Il futuro di OnePlus fuori dalla Cina torna a far discutere, e stavolta le voci arrivano da una fonte piuttosto nota nel mondo tech. Il tipster Yogesh Brar ha pubblicato su X un post in cui sostiene che il brand cinese starebbe valutando un ridimensionamento significativo delle proprie operazioni in diversi mercati globali, compresi quelli più importanti come Stati Uniti, Regno Unito e Unione Europea.
Secondo quanto riportato da Brar, il business di OnePlus in Cina non subirebbe alcun impatto. In India, invece, il marchio potrebbe continuare a operare ma con un focus sempre più marcato su dispositivi di fascia media e budget, abbandonando gradualmente la fascia alta. Lo stesso tipster ha definito la situazione come una notizia tutt’altro che positiva per i clienti occidentali. Se queste indiscrezioni dovessero trovare conferma, si tratterebbe di un cambio di rotta clamoroso per OnePlus, un brand che proprio in quei mercati ha costruito la propria identità come alternativa premium ai flagship più blasonati.
OnePlus smentisce, ma le voci non si fermano
Non è la prima volta che circolano rumor di questo tipo. Già a gennaio 2025 erano emerse voci simili, e OnePlus si era mossa rapidamente per smentirle. Il CEO della divisione indiana aveva definito pubblicamente quei report come “falsi”, mentre il team OnePlus Nord America aveva rassicurato la testata Android Authority confermando che le operazioni proseguivano normalmente, con pieno supporto post vendita e aggiornamenti software garantiti.
Eppure eccoci di nuovo qui, con un nuovo giro di indiscrezioni che riaccende il dibattito. Brar è un nome conosciuto nell’ambiente, e il fatto che torni sull’argomento dopo mesi dalle prime smentite ufficiali suggerisce quantomeno che qualcosa si stia muovendo dietro le quinte. Oppure no. Perché, va detto con chiarezza, al momento non esiste alcuna conferma ufficiale da parte di OnePlus riguardo a piani di uscita dai mercati internazionali.

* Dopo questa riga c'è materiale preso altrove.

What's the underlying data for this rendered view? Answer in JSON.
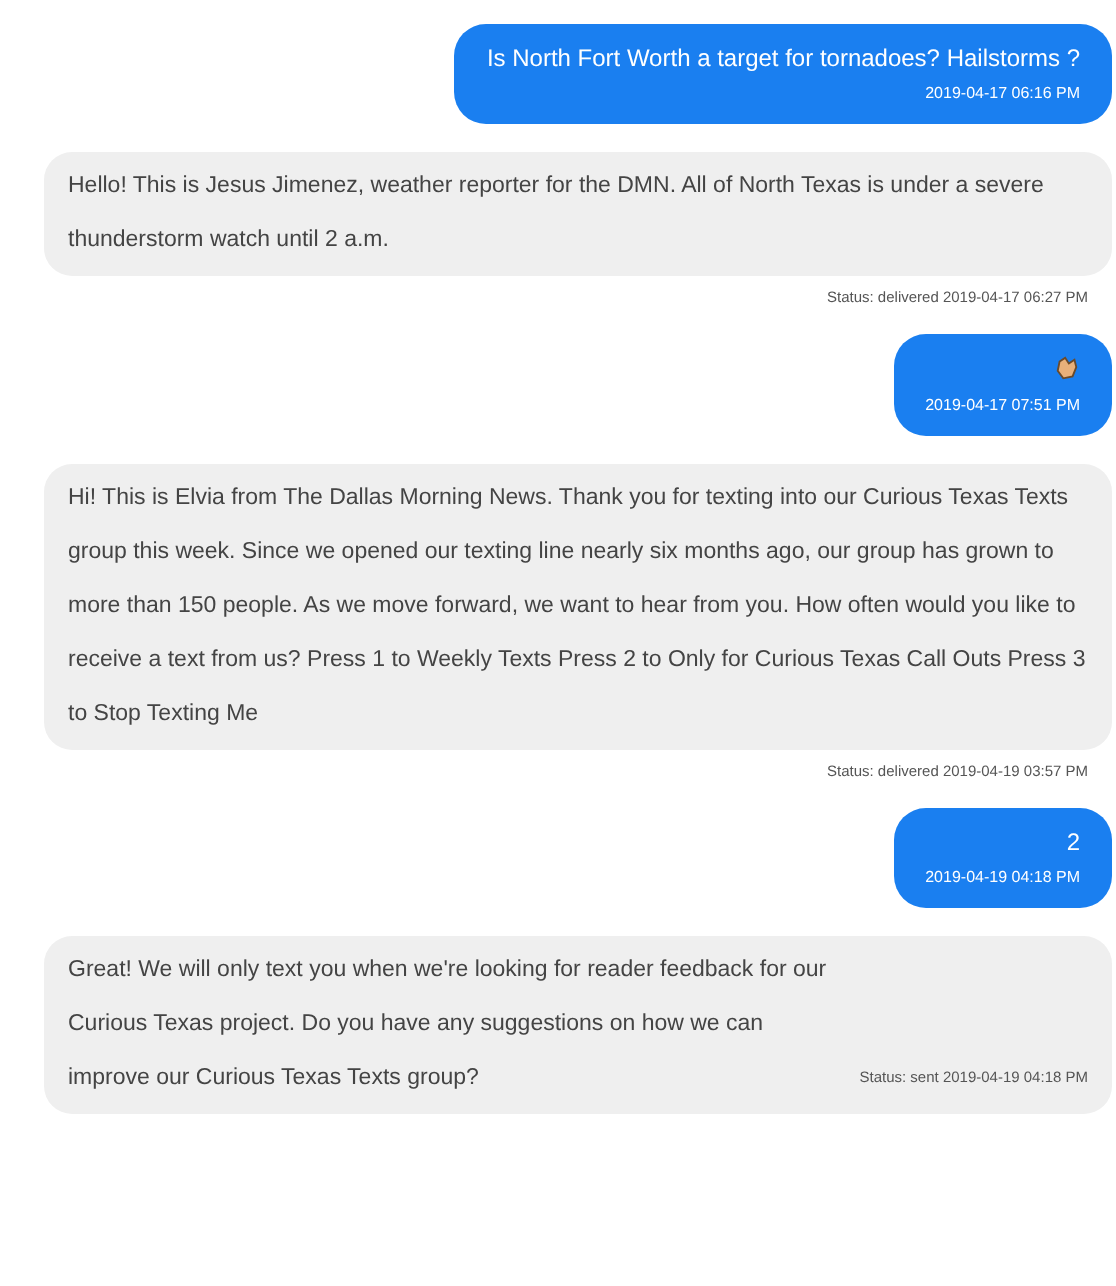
{
  "messages": [
    {
      "kind": "outgoing",
      "text": "Is North Fort Worth a target for tornadoes? Hailstorms ?",
      "time": "2019-04-17 06:16 PM"
    },
    {
      "kind": "incoming",
      "text": "Hello! This is Jesus Jimenez, weather reporter for the DMN. All of North Texas is under a severe thunderstorm watch until 2 a.m.",
      "status": "Status: delivered 2019-04-17 06:27 PM"
    },
    {
      "kind": "emoji",
      "time": "2019-04-17 07:51 PM"
    },
    {
      "kind": "incoming",
      "text": "Hi! This is Elvia from The Dallas Morning News. Thank you for texting into our Curious Texas Texts group this week. Since we opened our texting line nearly six months ago, our group has grown to more than 150 people. As we move forward, we want to hear from you. How often would you like to receive a text from us? Press 1 to Weekly Texts Press 2 to Only for Curious Texas Call Outs Press 3 to Stop Texting Me",
      "status": "Status: delivered 2019-04-19 03:57 PM"
    },
    {
      "kind": "outgoing",
      "text": "2",
      "time": "2019-04-19 04:18 PM"
    },
    {
      "kind": "incoming_inline",
      "text": "Great! We will only text you when we're looking for reader feedback for our Curious Texas project. Do you have any suggestions on how we can improve our Curious Texas Texts group?",
      "status": "Status: sent 2019-04-19 04:18 PM"
    }
  ]
}
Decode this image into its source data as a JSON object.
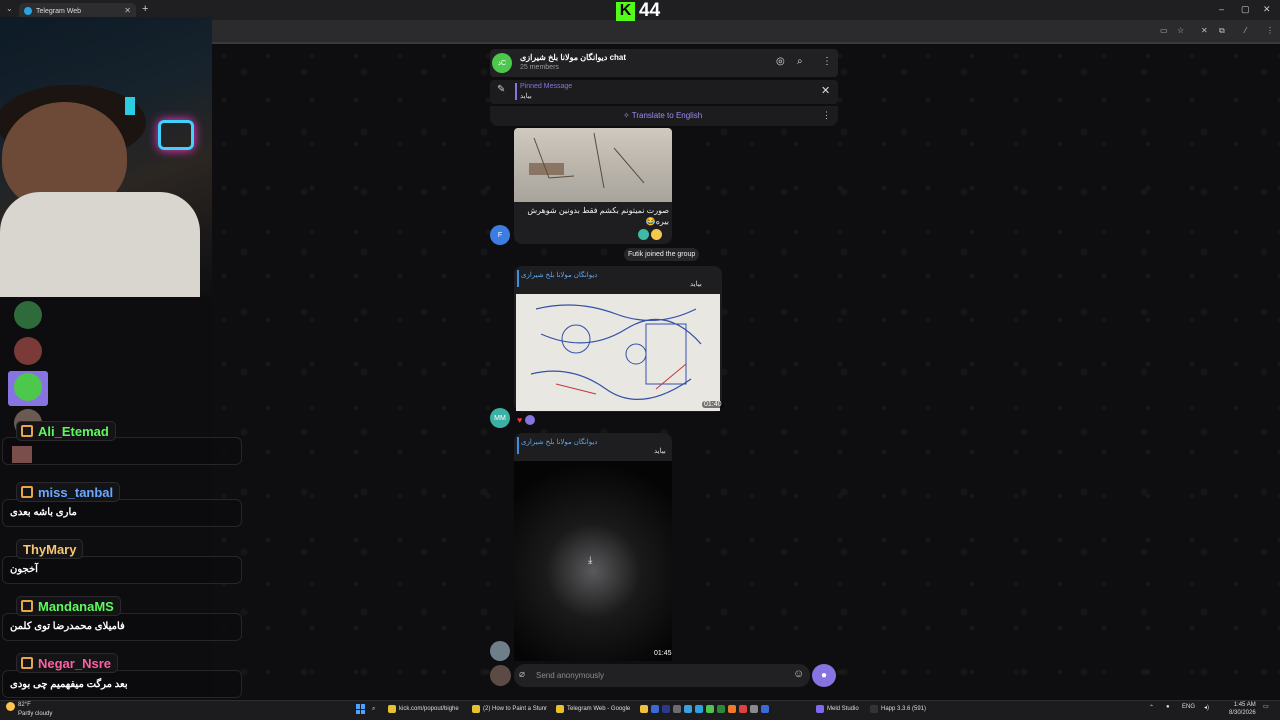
{
  "browser": {
    "tab_title": "Telegram Web",
    "tab_close": "✕",
    "new_tab": "+",
    "tab_menu": "⌄",
    "window_controls": [
      "–",
      "▢",
      "✕"
    ]
  },
  "overlay": {
    "kick_letter": "K",
    "viewer_count": "44"
  },
  "chat": {
    "avatar_initials": "ذC",
    "title": "دیوانگان مولانا بلخ شیرازی chat",
    "members": "25 members",
    "pinned_label": "Pinned Message",
    "pinned_text": "بیاید",
    "translate_label": "Translate to English",
    "join_notice": "Futik joined the group"
  },
  "messages": {
    "caption1": "صورت نمیتونم بکشم فقط بدونین شوهرش بیره😂",
    "sender_f": "F",
    "forward_name": "دیوانگان مولانا بلخ شیرازی",
    "forward_text": "بیاید",
    "duration2": "01:40",
    "sender_mm": "MM",
    "duration3": "01:45"
  },
  "composer": {
    "placeholder": "Send anonymously"
  },
  "kick_chat": [
    {
      "name": "Ali_Etemad",
      "message": "",
      "color": "#5dfa5d"
    },
    {
      "name": "miss_tanbal",
      "message": "ماری باشه بعدی",
      "color": "#6aa8ff"
    },
    {
      "name": "ThyMary",
      "message": "آخجون",
      "color": "#f7c873"
    },
    {
      "name": "MandanaMS",
      "message": "فامیلای محمدرضا توی کلمن",
      "color": "#5dfa5d"
    },
    {
      "name": "Negar_Nsre",
      "message": "بعد مرگت میفهمیم چی بودی",
      "color": "#ff5fa2"
    }
  ],
  "taskbar": {
    "weather_temp": "82°F",
    "weather_desc": "Partly cloudy",
    "items": [
      "kick.com/popout/bighe",
      "(2) How to Paint a Stunr",
      "Telegram Web - Google",
      "Meld Studio",
      "Happ 3.3.6 (591)"
    ],
    "lang": "ENG",
    "time": "1:45 AM",
    "date": "8/30/2026"
  }
}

Nessuna certezza, solo speculazioni
La situazione resta quindi sospesa. Da un lato ci sono le dichiarazioni ufficiali del brand, che continua a negare qualsiasi piano di ridimensionamento globale. Dall’altro, le voci persistenti di chi segue da vicino le dinamiche interne dell’azienda. OnePlus non ha rilasciato alcun commento in merito a quest’ultima ondata di rumor, e fino a quando non arriverà una comunicazione diretta dal quartier generale, tutto resta nel campo delle speculazioni.
Quello che si può dire è che, se OnePlus dovesse davvero ritirarsi o ridurre drasticamente la propria presenza in Europa e negli Stati Uniti, l’impatto sul mercato degli smartphone sarebbe tutt’altro che trascurabile. Il brand ha una base di utenti fedeli, cresciuta negli anni proprio grazie alla promessa di offrire specifiche da top di gamma a prezzi più contenuti rispetto alla concorrenza. Per ora, però, nessuna prova concreta supporta l’idea che OnePlus stia effettivamente pianificando un’uscita completa dai mercati occidentali.